En plus des centaines d'emplois directs et indirects qui disparaîtront, la fermeture prochaine de la raffinerie Shell à Montréal-Est n'augure rien de bon pour celle de Petro-Canada, qui pourrait être la prochaine à cesser ses activités.

Shell et Petro-Canada partagent le coût du transport du brut par le pipeline de Portland à Montréal. Une fois les installations de Shell fermées, la raffinerie de Petro-Canada devra assumer seule le coût de transport du brut, ce qui augmentera considérablement ses coûts d'exploitation et diminuera sa rentabilité.

En outre, Petro-Canada devra payer la totalité de la facture de Marsulex, l'entreprise qui traite les résidus de souffre des deux raffineries. Hier, Marsulex a fait savoir que même si Shell ferme, un contrat à long terme lui assure des revenus jusqu'en 2015. Après, rien n'est assuré, a reconnu un porte-parole de l'entreprise qui emploie 42 personnes.

Suncor, la société-mère de Petro-Canada, a cherché à calmer les inquiétudes. «Notre raffinerie de Montréal est un actif important pour nous et nous restons déterminés à la maintenir d'une façon rentable», a répondu hier le porte-parole de Suncor, Michael Southern, qui n'a pas voulu parler de l'augmentation prévue des ses coûts d'exploitation.

Malgré tout, bien peu d'observateurs sont prêts à parier sur la survie à long terme de la raffinerie de Petro-Canada. Suncor a abandonné un projet d'investissement de 1,5 milliard qui aurait permis aux installations de Montréal de raffiner du pétrole lourd issu des sables bitumineux de l'Alberta. C'est un signe qui ne trompe pas, selon Jules Lauzon, directeur général pour le Québec de l'Association canadienne des fabricants de produits chimiques.

«Les raffineurs doivent investir continuellement dans leurs installations. Quand ils sautent un investissement, ils ne sont plus là cinq ans après», a-t-il expliqué.
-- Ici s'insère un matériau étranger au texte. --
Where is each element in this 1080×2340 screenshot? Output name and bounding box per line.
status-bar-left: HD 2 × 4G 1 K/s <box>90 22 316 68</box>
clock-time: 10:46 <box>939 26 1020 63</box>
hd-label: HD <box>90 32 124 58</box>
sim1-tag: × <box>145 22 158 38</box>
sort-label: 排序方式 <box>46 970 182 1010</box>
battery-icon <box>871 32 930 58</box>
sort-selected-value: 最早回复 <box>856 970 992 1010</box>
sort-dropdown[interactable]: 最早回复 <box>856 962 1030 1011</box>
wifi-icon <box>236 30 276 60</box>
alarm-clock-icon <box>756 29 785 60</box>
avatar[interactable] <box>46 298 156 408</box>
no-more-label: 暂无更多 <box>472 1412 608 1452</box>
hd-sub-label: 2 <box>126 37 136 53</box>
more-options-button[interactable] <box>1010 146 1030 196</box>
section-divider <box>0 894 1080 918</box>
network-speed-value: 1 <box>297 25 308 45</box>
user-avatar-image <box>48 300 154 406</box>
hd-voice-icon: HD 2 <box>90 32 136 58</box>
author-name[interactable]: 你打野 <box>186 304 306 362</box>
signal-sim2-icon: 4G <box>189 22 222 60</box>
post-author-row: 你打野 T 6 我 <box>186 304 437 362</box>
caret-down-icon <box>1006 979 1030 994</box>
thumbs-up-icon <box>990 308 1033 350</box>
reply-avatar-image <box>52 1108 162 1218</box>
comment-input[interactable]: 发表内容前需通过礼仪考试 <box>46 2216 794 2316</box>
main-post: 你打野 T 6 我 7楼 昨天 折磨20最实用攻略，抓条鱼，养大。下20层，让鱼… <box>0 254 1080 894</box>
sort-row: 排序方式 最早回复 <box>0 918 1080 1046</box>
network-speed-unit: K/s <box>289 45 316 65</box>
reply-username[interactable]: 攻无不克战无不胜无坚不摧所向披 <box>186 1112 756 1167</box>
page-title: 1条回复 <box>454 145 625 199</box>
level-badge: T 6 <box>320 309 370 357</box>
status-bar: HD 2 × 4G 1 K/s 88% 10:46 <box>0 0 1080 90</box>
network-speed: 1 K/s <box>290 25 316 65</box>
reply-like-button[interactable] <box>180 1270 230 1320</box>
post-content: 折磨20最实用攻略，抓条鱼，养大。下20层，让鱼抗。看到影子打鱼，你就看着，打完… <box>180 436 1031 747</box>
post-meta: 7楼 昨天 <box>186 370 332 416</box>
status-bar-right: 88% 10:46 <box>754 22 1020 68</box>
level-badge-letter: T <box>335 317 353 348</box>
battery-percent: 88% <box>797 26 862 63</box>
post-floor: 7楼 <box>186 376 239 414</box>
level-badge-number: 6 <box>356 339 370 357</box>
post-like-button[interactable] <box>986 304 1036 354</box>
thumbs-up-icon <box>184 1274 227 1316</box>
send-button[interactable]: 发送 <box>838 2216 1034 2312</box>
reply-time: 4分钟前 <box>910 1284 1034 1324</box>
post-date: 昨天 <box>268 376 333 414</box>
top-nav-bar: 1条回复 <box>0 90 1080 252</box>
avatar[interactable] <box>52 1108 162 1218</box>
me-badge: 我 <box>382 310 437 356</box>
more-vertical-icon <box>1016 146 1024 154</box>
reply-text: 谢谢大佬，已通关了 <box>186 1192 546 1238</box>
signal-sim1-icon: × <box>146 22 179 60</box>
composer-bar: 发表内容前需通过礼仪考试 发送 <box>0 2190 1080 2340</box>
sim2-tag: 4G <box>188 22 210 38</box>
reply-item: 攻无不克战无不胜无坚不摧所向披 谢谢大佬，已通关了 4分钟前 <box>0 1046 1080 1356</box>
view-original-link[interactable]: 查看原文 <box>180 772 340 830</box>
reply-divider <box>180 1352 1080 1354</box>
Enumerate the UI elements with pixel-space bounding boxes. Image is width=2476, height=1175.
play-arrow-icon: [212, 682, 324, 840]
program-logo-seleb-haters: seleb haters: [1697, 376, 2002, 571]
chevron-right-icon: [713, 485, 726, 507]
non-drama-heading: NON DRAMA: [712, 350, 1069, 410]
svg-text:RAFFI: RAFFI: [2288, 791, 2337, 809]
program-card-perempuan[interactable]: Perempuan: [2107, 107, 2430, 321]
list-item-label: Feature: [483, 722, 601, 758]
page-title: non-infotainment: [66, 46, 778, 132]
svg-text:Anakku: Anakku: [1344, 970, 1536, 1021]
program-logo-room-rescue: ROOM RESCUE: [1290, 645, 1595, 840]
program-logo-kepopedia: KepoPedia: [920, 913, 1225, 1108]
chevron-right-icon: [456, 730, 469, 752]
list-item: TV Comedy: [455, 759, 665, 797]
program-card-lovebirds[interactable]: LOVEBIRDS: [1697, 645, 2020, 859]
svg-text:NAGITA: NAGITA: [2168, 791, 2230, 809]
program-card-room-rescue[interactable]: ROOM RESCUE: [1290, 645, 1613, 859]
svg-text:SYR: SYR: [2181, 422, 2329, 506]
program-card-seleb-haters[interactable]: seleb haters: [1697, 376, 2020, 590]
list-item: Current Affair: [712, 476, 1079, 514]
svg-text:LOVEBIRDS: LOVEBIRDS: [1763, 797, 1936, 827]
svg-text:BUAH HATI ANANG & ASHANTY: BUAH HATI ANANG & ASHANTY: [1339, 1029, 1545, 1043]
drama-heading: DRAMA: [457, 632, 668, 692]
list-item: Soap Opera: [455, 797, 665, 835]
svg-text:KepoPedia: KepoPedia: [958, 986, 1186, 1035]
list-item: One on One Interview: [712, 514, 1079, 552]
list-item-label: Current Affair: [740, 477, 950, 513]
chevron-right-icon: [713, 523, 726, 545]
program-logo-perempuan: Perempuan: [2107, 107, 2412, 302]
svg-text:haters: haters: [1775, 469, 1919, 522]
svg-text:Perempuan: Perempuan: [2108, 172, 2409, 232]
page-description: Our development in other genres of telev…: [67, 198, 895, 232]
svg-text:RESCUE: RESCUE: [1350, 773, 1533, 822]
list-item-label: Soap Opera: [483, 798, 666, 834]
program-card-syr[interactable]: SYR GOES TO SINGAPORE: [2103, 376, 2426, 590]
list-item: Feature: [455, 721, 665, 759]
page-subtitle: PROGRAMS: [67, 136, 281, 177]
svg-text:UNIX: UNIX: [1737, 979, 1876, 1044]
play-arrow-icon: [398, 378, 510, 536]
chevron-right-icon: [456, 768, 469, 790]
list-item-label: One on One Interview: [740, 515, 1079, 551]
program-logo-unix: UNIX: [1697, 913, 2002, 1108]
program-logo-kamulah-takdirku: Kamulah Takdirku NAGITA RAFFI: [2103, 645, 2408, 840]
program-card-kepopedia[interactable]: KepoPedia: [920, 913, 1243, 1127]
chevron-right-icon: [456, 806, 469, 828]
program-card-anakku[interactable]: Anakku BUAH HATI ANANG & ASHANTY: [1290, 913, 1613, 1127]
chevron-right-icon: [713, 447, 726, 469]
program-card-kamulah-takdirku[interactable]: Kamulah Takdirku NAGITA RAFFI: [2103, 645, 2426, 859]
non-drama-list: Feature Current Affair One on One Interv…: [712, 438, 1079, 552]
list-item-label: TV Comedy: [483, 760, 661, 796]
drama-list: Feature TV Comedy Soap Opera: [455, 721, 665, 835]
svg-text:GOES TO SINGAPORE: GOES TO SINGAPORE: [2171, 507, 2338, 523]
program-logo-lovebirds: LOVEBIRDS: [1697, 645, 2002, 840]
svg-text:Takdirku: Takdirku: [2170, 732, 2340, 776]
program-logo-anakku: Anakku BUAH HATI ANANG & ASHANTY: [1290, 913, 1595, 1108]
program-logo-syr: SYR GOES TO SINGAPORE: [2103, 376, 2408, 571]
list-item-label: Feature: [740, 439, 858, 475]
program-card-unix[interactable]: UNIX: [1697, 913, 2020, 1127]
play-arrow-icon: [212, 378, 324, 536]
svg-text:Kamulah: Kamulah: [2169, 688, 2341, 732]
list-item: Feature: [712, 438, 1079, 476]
Shell n'avait pas investi dans sa raffinerie de Montréal depuis 2002, a rappelé un autre observateur de l'industrie.

Le porte-parole de l'industrie canadienne des fabricants de produits chimiques ne voit pas comment Petro-Canada pourrait continuer ses activités une fois la raffinerie de Shell fermée.

Déjà, la fermeture annoncée de Shell est une catastrophe pour le secteur pétrochimique, estime Jules Lauzon. En plus de Marsulex et de ses 42 emplois, d'autres entreprises comme Interquisa (devenue Cepsa Chimie), Parachem et PTT Poly (devenue Selenis Canada) sont menacées, estime-t-il.

«Les deux raffineries alimentent ces trois usines et Petro-Canada ne sera peut-être pas capable de prendre la relève», explique-t-il. Le secteur pétrochimique montréalais, qui va déjà très mal depuis la fermeture de Pétromont et de Basell, va devenir «un canard encore beaucoup plus boîteux», croit Jules Lauzon.

Selon lui, pour un emploi perdu dans une raffinerie de pétrole, il y en a sept autres qui disparaissent dans l'économie locale. Environ 500 employés travaillent à la raffinerie de Shell, ce qui se traduirait selon ce calcul par une perte sèche de 3500 emplois.

La fermeture annoncée de la raffinerie de Shell fait aussi craindre une hausse du prix de l'essence au Québec. «Ce sont les consommateurs qui paieront la note de cette perte de capacité de raffinage», a prévenu hier le député péquiste Sylvain Gaudreault.

Il n'y aura pas d'impact sur les prix à la pompe, estime le porte-parole d'Ultramar, Louis Forget. Même si Shell importe des produits raffinés pour alimenter son réseau de distribution, l'entreprise ne pourra pas vendre de l'essence à des prix plus élevés que ses concurrents qui raffinent sur place, a-t-il expliqué.